İkinci şahıs anlatım sadece Essun karakterinde net bir şekilde bulunuyor. Diğer iki başkarakterin anlatımı sınırlı üçüncü şahıs şeklinde ilerliyor; ama yine de bazen bu bölümlerde ikinci şahıs anlatıma doğru ufak sapmalar da olmuyor değil.

Yazımızın başında ödüllerden bahsetmiştim. Bunun sebebi Beşinci Mevsim’in ve serinin devam kitaplarının art arda “Hugo En İyi Roman” ödülünü kazanarak Jemisin’e tarihi bir başarı armağan etmesiydi. Aynı yıllarda Ursula K. Le Guin’in “Hugo En İyi Kurgusal Olmayan Kitap” dalında art arda iki kez ödül kazandığını hatırlarsınız. Yani toplamda on üç kez Hugo’ya layık görülen Le Guin’i oylarıyla “fikirleri en önemli yazar” diye addedenler aynı zamanda diğer taraftan kurgu, üslup ve daha birçok yönden Jemisin’i de beğendiklerini ödül vererek gösterdiler diyebiliriz. Bunun üzerine konuyla ilgili Le Guin’den küçük bir pasaj aklıma geliyor:

“Kurmacada ikinci şahısların (sen, siz) kullanılması haklı olarak çok nadirdir. Arada sırada birileri daha önce hiç yapılmadığını sanarak ikinci tekil veya çoğul şahıs kullandıkları romanlar ve hikâyeler yazarlar.” – Ursula K. Le Guin(8)

Sonuç olarak Hugo ödüllerinde oy kullanan kesim bir yandan bir yazarın üslubunun önemli olduğuna karar kılarken diğer yandan da öbür yazarın fikirlerinin önemli olduğunu söylüyorlar. Bunun çelişkili bir durum olduğunu düşünüyorum. Kitapları okuyorlar mı? Sanmıyorum. Çünkü kadın düşmanı ve ırkçı söylemleriyle gündeme gelen Vox Day adlı yazar, Hugo ödüllerinde kendi grubunu kurdu ve çarpık fikirleriyle kendi önerdiği kitaplara oy verilmesini grubuna sözde salık veriyor. Hâl böyle olunca siyahi kadın yazar Jemisin’in tarihi başarısının Vox Day’in saldırdığı döneme denk gelmesi zihinlerdeki ufak bir kurdun gözlerini şüphe dünyasına açıyor.

Çığlıklar Arasında Göz Kırpmalar

Jemisin’den devam etmeden önce küçük bir araştırmadan bahsetmek istiyorum.

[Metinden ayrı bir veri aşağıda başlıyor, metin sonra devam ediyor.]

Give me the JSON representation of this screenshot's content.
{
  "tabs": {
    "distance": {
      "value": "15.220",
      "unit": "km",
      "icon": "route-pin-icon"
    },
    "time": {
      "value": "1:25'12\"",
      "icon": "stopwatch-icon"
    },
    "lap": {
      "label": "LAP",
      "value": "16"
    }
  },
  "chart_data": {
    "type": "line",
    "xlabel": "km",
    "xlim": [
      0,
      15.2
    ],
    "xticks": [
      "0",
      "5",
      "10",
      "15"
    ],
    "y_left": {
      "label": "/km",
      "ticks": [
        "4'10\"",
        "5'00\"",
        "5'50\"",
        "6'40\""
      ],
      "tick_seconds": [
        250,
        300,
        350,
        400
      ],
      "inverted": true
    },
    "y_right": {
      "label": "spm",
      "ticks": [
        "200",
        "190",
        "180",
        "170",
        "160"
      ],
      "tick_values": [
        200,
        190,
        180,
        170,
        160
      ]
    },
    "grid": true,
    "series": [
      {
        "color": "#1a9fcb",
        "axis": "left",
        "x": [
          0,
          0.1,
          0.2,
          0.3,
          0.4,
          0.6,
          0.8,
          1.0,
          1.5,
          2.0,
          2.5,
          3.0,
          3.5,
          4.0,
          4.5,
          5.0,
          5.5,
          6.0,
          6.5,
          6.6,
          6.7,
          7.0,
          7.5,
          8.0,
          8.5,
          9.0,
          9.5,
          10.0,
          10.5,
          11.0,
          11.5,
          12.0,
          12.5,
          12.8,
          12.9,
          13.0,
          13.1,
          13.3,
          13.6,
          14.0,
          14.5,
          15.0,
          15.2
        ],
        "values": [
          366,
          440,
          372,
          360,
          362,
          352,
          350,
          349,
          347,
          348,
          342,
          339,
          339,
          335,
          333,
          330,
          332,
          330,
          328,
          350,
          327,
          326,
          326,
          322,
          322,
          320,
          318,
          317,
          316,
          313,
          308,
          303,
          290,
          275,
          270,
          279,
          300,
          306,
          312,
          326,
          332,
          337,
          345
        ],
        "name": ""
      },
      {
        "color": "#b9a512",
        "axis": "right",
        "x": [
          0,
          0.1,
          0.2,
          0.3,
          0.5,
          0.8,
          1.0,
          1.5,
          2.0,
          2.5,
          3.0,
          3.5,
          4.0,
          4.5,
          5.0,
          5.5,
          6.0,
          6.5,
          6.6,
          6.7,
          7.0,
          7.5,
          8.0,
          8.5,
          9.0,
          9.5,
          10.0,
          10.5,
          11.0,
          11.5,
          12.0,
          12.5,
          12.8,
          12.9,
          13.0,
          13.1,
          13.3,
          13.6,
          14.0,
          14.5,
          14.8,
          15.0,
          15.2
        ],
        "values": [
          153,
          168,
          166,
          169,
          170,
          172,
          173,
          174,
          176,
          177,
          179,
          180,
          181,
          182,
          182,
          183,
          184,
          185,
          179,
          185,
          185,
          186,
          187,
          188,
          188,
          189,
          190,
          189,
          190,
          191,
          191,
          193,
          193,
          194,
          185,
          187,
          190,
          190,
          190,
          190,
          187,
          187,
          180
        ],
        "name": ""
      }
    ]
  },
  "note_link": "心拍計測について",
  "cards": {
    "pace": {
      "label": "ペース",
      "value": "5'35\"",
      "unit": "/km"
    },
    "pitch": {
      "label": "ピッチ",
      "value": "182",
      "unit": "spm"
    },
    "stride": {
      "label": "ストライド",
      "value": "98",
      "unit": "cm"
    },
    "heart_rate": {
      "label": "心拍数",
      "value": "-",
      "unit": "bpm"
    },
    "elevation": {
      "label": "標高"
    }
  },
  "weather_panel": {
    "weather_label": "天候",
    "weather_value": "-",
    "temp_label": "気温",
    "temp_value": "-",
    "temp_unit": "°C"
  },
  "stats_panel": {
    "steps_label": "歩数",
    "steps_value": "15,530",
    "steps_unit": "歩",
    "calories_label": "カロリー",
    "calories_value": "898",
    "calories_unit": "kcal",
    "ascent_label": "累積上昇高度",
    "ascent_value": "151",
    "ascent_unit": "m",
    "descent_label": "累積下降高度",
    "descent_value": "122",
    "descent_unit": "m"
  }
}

Küresel boyutta milyonlar satan Stieg Larrson’un “Ejderha Dövmeli Kız” kitabını duymuş yahut okumuşsunuzdur. Başkarakteri “Lisbeth”i de biliyorsunuzdur. Lisbeth ismi Norveç’te en son 1975-79 yılları arasında en çok kullanılan isimler listesine 83. sıradan girmiş. Ondan sonraki yıllarda ilk yüz içinde yok. Hemşehrisi ve meslektaşı Jo Nesbo’nun dedektifi Harry Hole’u da duymuşsunuzdur. Aynı şekilde Harry ismi 1950-54 yıllarında 93. olmuş ve sonraki yıllarda ilk yüzde yer almıyor.(9)

Kuzey polisiye yazarlarının ülkelerinde en az kullanılan isimleri seçtiklerinden bahsetmiyorum. İngilizce okuyan okurlarının daha rahat telaffuz ettikleri isimleri seçtiklerini söylüyorum. Komplo teorilerine fazla dalmadan konumuza İngiliz eleştirmen Tim Parks’ın “Ben Buradan Okuyorum” kitabından bir pasajla devam etmek istiyorum:

“Kazuo Ishiguro kelime oyunları ve göndermelerden kaçınarak çevirmenin işini kolaylaştırmanın önemine de değinmişti.” – Tim Parks(10)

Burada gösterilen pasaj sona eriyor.